OMB has issued for public comment proposed guidance to agencies to identify and prioritize IT systems in need of upgrades, saying that many “rely on aging computer systems and networks running on outdated hardware and infrastructure that are expensive to operate and difficult to defend against modern cyber threats.”
“As more and more data is stored online, the need to protect against the adverse consequences of malicious cyber activity becomes more pressing each year,” it said.
Of the $82 billion in federal IT spending planned for 2017, 78 percent is dedicated to maintaining legacy IT investments, and “over the years, agency efforts to modernize existing IT systems have faced substantial challenges.
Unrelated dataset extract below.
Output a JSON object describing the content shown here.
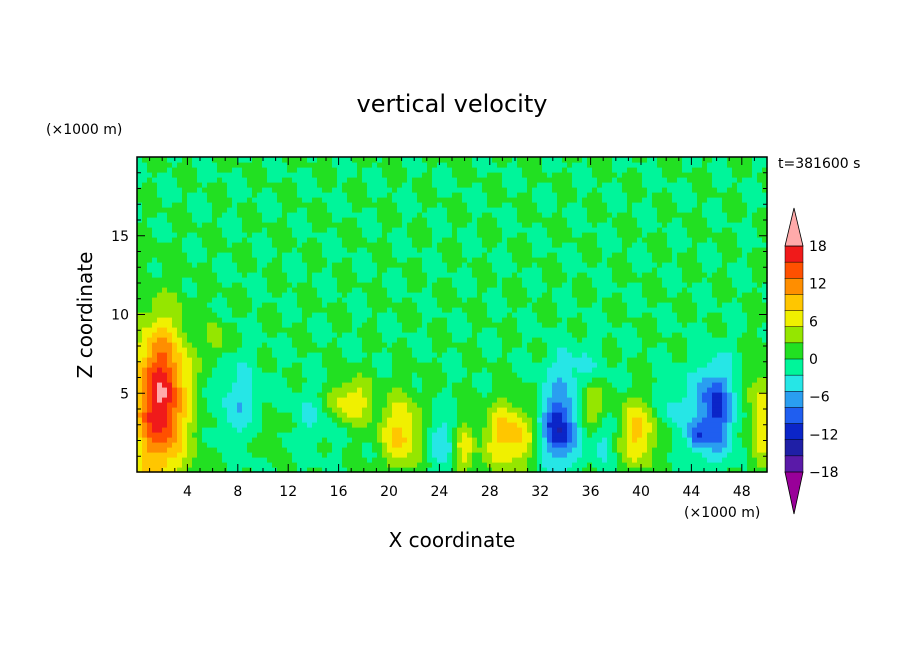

The high costs, lack of funding, and risks associated with modernization efforts, combined with the increasing cost to maintain existing systems, harm agencies’ ability to manage their IT systems strategically and deliver the functionality needed to achieve their missions. Furthermore, operational risks arise when these systems cannot adapt to current or expected mission requirements, user needs, operating environments, or are no longer cost justifiable,” it added.
Key features of the strategy include requiring agencies to:
Focus in their strategic plans, or “enterprise roadmaps,” on opportunities such as through shared services or cloud services to modernize investments within their IT portfolios and reduce legacy IT spending;
Prioritize their information systems for modernization using common criteria established by OMB and GSA based on security risks, operational risks, business suitability, modernization impact, and ability to execute;
Submit to OMB modernization profiles of systems that have been prioritized for modernization, retirement, or replacement; and
Incorporate modernization into regular budget planning.